Scaling Considerations (Post-POC)
Parallelism
- POC: 2 VMs at a time
- Scale: batch in groups of 10-20 VMs to manage cost and API rate limits
- Use Azure VMSS (Virtual Machine Scale Sets) for easier provisioning at scale
Cost Control
- Auto-destroy VMs after 24 hours regardless of status
- Estimated per-project cost: ~$2-5 Azure compute + $5-20 Anthropic API = $7-25/project
- At 1000 projects: $7k-25k total
Project Discovery Automation
- GitHub API search + filtering pipeline
- Sumble API for company enrichment (as in existing outbound program)
- Apollo API for contact discovery (as in existing outbound program)
- Auto-populate projects.json with enriched data
Results Quality Gate
- Auto-skip email generation if <3 optimizations found
- Auto-skip if no optimization exceeds 1.5x speedup (not impressive enough)
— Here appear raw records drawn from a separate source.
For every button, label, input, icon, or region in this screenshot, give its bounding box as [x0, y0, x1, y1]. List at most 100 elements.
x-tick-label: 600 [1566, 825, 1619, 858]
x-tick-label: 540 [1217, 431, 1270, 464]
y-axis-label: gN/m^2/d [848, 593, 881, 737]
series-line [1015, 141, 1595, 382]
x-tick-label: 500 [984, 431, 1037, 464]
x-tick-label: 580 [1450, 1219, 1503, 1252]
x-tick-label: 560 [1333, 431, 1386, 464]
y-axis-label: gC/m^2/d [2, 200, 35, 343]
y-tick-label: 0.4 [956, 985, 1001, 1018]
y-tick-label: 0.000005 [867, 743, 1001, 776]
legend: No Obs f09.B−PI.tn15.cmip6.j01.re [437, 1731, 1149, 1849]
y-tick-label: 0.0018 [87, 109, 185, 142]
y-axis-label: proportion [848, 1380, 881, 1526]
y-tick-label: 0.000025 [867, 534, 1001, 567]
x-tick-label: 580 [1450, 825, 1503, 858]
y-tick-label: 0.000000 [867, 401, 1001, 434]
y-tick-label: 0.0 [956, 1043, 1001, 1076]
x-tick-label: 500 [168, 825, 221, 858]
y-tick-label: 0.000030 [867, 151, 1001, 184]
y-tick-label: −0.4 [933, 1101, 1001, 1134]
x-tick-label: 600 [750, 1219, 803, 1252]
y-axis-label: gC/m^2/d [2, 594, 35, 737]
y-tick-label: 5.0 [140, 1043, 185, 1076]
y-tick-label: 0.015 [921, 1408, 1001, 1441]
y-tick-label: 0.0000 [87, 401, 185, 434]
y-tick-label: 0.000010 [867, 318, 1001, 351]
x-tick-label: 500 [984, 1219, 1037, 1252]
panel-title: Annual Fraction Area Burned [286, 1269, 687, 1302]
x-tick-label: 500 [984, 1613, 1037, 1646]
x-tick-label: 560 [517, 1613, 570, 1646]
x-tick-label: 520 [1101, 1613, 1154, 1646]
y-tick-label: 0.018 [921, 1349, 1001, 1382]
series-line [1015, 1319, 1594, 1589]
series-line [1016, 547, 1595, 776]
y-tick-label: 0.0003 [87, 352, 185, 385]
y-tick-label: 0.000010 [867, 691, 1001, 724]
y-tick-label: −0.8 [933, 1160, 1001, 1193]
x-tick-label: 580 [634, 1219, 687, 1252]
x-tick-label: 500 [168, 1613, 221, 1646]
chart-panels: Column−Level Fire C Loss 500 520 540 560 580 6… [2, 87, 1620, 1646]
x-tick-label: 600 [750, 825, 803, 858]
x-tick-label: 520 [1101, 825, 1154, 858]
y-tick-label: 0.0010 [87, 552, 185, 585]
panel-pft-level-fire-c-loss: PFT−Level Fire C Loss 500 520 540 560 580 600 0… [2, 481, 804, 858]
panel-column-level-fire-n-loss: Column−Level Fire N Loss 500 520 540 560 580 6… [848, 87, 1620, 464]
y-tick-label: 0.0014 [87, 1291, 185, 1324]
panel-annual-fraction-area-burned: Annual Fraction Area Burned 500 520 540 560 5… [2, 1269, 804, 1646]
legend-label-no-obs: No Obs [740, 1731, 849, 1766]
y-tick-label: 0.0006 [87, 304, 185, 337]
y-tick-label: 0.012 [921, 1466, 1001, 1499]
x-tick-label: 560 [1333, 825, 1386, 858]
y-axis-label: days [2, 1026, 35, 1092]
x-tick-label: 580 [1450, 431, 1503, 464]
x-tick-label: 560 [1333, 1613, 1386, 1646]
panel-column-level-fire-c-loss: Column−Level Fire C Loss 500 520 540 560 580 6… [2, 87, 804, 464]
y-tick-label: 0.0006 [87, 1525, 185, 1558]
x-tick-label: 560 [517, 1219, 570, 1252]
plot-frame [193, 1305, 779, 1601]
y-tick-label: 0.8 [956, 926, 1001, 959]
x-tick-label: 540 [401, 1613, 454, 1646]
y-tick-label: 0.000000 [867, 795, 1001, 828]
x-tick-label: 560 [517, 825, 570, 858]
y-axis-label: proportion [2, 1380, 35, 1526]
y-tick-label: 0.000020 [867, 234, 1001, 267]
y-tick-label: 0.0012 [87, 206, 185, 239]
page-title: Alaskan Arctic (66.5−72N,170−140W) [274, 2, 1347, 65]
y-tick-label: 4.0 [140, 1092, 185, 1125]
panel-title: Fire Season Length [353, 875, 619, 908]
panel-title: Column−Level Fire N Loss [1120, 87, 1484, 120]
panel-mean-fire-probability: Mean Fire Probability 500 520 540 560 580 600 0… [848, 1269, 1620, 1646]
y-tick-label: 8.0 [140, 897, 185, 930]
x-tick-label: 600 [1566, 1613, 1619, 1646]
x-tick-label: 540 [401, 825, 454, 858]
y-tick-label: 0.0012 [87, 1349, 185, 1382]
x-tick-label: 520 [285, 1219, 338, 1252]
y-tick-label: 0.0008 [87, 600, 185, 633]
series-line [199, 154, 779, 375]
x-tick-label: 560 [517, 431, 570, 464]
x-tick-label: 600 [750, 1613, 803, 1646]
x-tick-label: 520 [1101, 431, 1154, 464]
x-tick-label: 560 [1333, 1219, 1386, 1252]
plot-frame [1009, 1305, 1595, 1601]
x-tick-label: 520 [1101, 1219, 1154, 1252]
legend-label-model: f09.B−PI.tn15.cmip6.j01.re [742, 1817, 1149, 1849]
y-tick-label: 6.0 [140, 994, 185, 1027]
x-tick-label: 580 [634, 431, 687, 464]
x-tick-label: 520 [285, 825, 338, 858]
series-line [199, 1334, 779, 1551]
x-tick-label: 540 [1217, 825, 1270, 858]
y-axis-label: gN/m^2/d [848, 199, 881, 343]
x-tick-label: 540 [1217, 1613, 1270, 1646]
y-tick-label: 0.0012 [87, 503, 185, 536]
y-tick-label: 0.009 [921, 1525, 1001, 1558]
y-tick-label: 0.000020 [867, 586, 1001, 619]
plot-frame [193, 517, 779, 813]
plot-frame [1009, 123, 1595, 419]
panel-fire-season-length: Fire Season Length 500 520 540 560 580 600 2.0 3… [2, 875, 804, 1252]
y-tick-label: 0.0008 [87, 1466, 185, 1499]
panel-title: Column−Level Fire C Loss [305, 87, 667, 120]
- Flag projects where Claude failed for manual investigation
Email Pipeline Integration
- Instead of manual send, integrate with Apollo sequences
- Auto-create drafts in Apollo, linked to the contact list
- Still require manual approval before sending
File Inventory
| File | Purpose |
|---|---|
program.md |
This document -- the full program specification |
plan.md |
Original high-level plan (kept for reference) |
orchestrator.py |
Main orchestrator script |
optimization.md |
Template injected as CLAUDE.md on each VM |
bootstrap.sh |
VM setup script (copied to VM and executed) |
projects.json |
Project list with metadata and contacts |
universe_optimize.db |
SQLite state database |
email_templates/*.md |
Email templates with placeholders |
results/<id>/ |
Per-project results directory |
Open Questions
- API key management: How to securely inject the Anthropic API key onto VMs? Options: Azure Key Vault, environment variable via SSH, or baked into VM image. -> Env vars via SSH
- GitHub auth on VMs: Need a GitHub PAT or deploy key on each VM for cloning and pushing. Use a dedicated bot account? -> PAT
- Claude Code model: Use Opus for maximum quality, or Sonnet for cost savings? POC should use Opus; scale run could use Sonnet with Opus fallback for stuck sessions.
- Java/JS optimization: The codeflash-agent plugin is Python-focused today. For Java/JS projects, Claude will need to optimize without the plugin -- just using its own profiling/optimization knowledge. This may produce lower quality results. Should we restrict POC to Python only? Lets restrict POC to python
- Rate limits: Anthropic API rate limits at scale. May need multiple API keys or request a rate limit increase.